Il ne faut plus grand-chose à l’éditeur de Grand theft auto pour susciter le buzz. L’attente autour de chacune de ses productions s’accompagne d’autant plus d’un espoir paradoxale : retrouver la routine (si addictive) du free roaming en monde ouvert, la capacité (quasi auteuriale) d’orfèvre à recréer un microcosme ahurissant d’autonomie. Il faudra sans doute, avec ce L.A. Noire et son flic enquêteur dans le Los Angles des années 40, museler nos ardeurs les plus libertaires. Si la reconstitution des quartiers angelins (et son effervescence urbaine) confirme la méticulosité topographique du studio, L.A.. Noire ne tarde pas longtemps avant de briser sa filiation au GTA-like. Tout comme Mafia II, le jeu semble privilégier une trame scénaristique plus dirigiste qu’à l’accoutumée.
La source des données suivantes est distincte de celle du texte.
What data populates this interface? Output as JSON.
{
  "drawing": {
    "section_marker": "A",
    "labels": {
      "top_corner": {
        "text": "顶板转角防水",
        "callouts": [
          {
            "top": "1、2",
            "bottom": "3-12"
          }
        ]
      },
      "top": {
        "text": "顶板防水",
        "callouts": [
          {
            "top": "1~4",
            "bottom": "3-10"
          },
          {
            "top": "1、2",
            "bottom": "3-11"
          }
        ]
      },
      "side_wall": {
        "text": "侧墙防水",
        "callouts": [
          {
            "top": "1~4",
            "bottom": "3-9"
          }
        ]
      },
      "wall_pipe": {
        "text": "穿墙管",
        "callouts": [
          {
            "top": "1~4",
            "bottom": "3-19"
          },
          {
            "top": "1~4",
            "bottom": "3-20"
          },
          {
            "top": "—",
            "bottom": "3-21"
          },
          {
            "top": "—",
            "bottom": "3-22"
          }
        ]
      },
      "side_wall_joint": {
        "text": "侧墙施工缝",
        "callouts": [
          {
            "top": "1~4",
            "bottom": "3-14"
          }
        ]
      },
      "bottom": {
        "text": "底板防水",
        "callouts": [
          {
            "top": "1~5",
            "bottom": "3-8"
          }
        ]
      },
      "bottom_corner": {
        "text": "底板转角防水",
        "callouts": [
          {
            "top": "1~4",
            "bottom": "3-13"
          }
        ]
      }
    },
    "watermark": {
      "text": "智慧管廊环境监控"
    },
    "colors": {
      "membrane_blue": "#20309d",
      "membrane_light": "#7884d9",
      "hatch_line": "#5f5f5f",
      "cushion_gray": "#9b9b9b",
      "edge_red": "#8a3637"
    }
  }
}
Le chapitre joué (une enquête sur le meurtre barbare d’une jeune femme) affiche d’emblée le talent increvable de Rockstar à savoir exhumer les tics de toute une culture pulp. Atmosphères, dialogues, trognes des seconds rôles : les emprunts à Ellroy, Chandler ou Hammett, sans omettre les clins d’oeil aux films noirs (Le Faucon Maltais, Chinatown…), se mélangent admirablement à l’ambiance crasse des bouges visités.
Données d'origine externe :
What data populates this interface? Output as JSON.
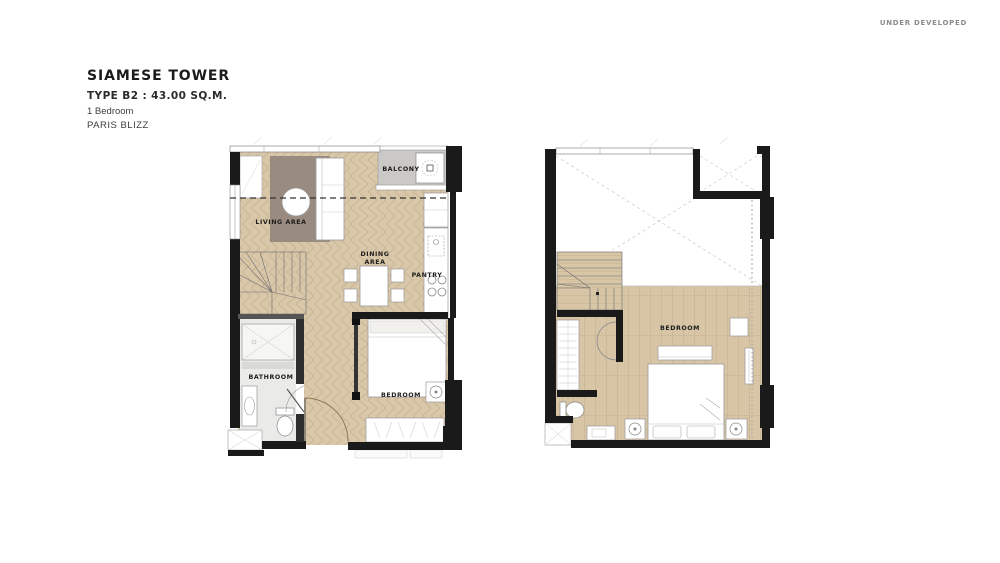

Passé le charme du decorum, les automatismes de jouabilité Rockstar reviennent rapidement. Sauf que, polar oblige, le gameplay lorgne désormais vers le point’n click. L’enquête, divisée en deux temps, laisse d’abord le soin au joueur de sonder à volonté une scène de crime pour exhumer les indices éparpillés. La possibilité d’inspecter ces derniers sous tous les angles évoque instinctivement un Cluedo, chaque détail important étant ensuite consigné en vue d’une synthèse. D’une ergonomie simplissime (le joystick dirige la rotation de la main), cette appréhension de l’espace et des objets apporte une tempérance surprenante, comme incompatible avec les acquis Rockstar. Après les fusillades et courses poursuites dans les rues de GTA ou le désert de Red dead redemption, l’espace criminel prend un aspect plus intimiste, misant tout sur une scénographie à décrypter selon les lois du jeu de piste hard-boiled.
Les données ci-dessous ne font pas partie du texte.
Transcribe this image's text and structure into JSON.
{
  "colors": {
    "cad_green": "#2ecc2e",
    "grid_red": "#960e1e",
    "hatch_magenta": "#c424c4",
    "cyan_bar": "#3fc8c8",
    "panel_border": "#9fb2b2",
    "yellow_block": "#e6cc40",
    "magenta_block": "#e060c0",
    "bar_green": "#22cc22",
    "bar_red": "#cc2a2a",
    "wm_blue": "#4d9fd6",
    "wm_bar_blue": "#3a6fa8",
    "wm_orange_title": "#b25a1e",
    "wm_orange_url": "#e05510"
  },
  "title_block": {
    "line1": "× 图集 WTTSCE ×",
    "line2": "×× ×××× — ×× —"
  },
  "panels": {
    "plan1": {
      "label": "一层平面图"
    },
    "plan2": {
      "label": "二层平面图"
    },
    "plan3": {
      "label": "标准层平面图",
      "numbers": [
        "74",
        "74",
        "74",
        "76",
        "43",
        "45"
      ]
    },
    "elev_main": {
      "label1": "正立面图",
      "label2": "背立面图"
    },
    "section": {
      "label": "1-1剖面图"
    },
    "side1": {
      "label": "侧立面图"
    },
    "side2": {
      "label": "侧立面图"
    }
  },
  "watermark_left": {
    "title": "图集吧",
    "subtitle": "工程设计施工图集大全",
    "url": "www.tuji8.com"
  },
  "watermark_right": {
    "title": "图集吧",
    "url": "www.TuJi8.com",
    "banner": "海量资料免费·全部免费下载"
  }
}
Bien entendu, la viabilité de chaque découverte (les fausses pistes étant légions) s’éprouve lors des interrogatoires de témoin ou de suspect. Tout comme Phoenix wright, ces entretiens muent rapidement en duels de tacticiens. Bonus technique du Motion-scan : les répercussions psychologiques de l’accusation font vite apparaître l’aveu innocent ou l’alibi mensonger sur les visages. Si celles-ci restent un peu mécaniques (un regard fuyant à gauche = mensonge), elles invoquent néanmoins un paradigme inattendu : celui de l’émotion d’un avatar comme piste ludique.
L’éditeur reste encore secret sur les éventuelles dimensions parallèles de l’aventure. Seule information filtrée : l’évolution du personnage se fera par paliers, au sein des différents services de la police : la Crim’, mais aussi les sections des moeurs ou de la circulation.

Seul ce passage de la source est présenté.